Rendu plus humain, parce que, lorsque tu côtoies les humains, tu ne peux pas avoir une pensée linéaire, ni une pensée qui suscite l'adhésion de tous et chacun ; on en a pour exemple, ces deux cas que Carl Marchand relève dans ses échanges avec l'abbé Gravel. Le premier cas, c'est la prise de parole que l'abbé Gravel a prise dans l'affaire des victimes d'abus sexuel des frères de la Congrégation Sainte-Croix. Carl Marchand, suite à l'échange qu'il a eut avec l'abbé Gravel, écrit: « L'abbé Gravel, si souvent identifié comme le défenseur des marginaux et des exclus a choisi son camp: celui de l'Église catholique romaine... Le tourment qui l'habite fausse son jugement.  » (pp. 54-53) Quant à l'affaire Turcotte, ce cardiologue qui a tué ses deux enfants, la prise de position de l'abbé Gravel n'a pas du tout été appréciée de plusieurs, Carl Marchand écrit: « Le regard que porte Raymond Gravel sur l'affaire Turcotte semble bien plus influencé par l'émotion que par la logique.  » (p. 108)

Pourquoi l'ouvrage de Carl Marchand rejoindra tant de personnes ? Il nous permet d'accompagner un être humain qui a accepté de demeurer sur la place publique même dans sa lutte contre le cancer jusqu'à la fin.

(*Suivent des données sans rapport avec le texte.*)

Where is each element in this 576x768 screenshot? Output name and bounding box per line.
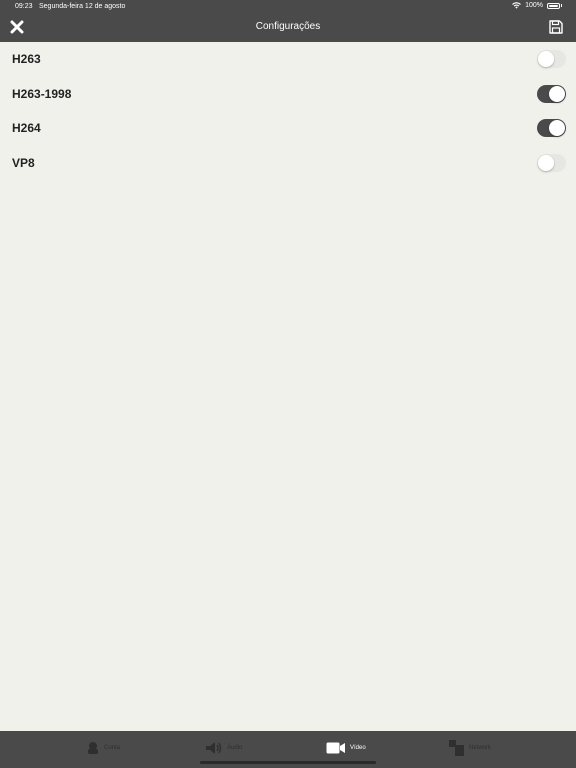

Peut-être que certains auraient préféré que ce soit plus le prêtre qui apparaisse à l'avant scène, c'est plus un être humain, avec ses doutes, ses interrogations et ses espérances qui apparaît dans Raymond Gravel. Le dernier combat.

Un exemple touchant de cette humanité de l'abbé Gravel ? L'abbé Gravel raconte cet échange qu'il a eu avec une femme; elle aussi aux soins palliatifs, comme lui; elle pose cette question à l'abbé: « Comment fait-on pour mourir ?  » L'abbé Gravel de répondre: « Qu'elle le saurait quand ça serait le temps... d'entrer lorsque la porte va s'ouvrir.  » Et Carl Marchand d'écrire: « prononçant ces mots, l'abbé Gravel éclate en sanglots... Après une courte pause, le temps de reprendre le contrôle sur sa tristesse, il continue à parler. Mais sa voix est chevrotante, il est si vulnérable. Comme si tout son être était sur le point de s'écrouler.  » (pp. 81-82)

L'ouvrage de Carl Marchand en rejoindra plus d'un. L'abbé Gravel a accepté de partager avec les autres ce qu'il vivait au plus intime de sa vie, son dernier combat pour la vie, il ne l'a perdu. Avec franchise il avait dit: « J'ai besoin que le monde m'aime  », comment ne pas l'aimer après un tel partage ?

(1) MARCHAND, Carl. Raymond Gravel, Le dernier combat. Éditions Cram, Montréal, 2015, 162 p.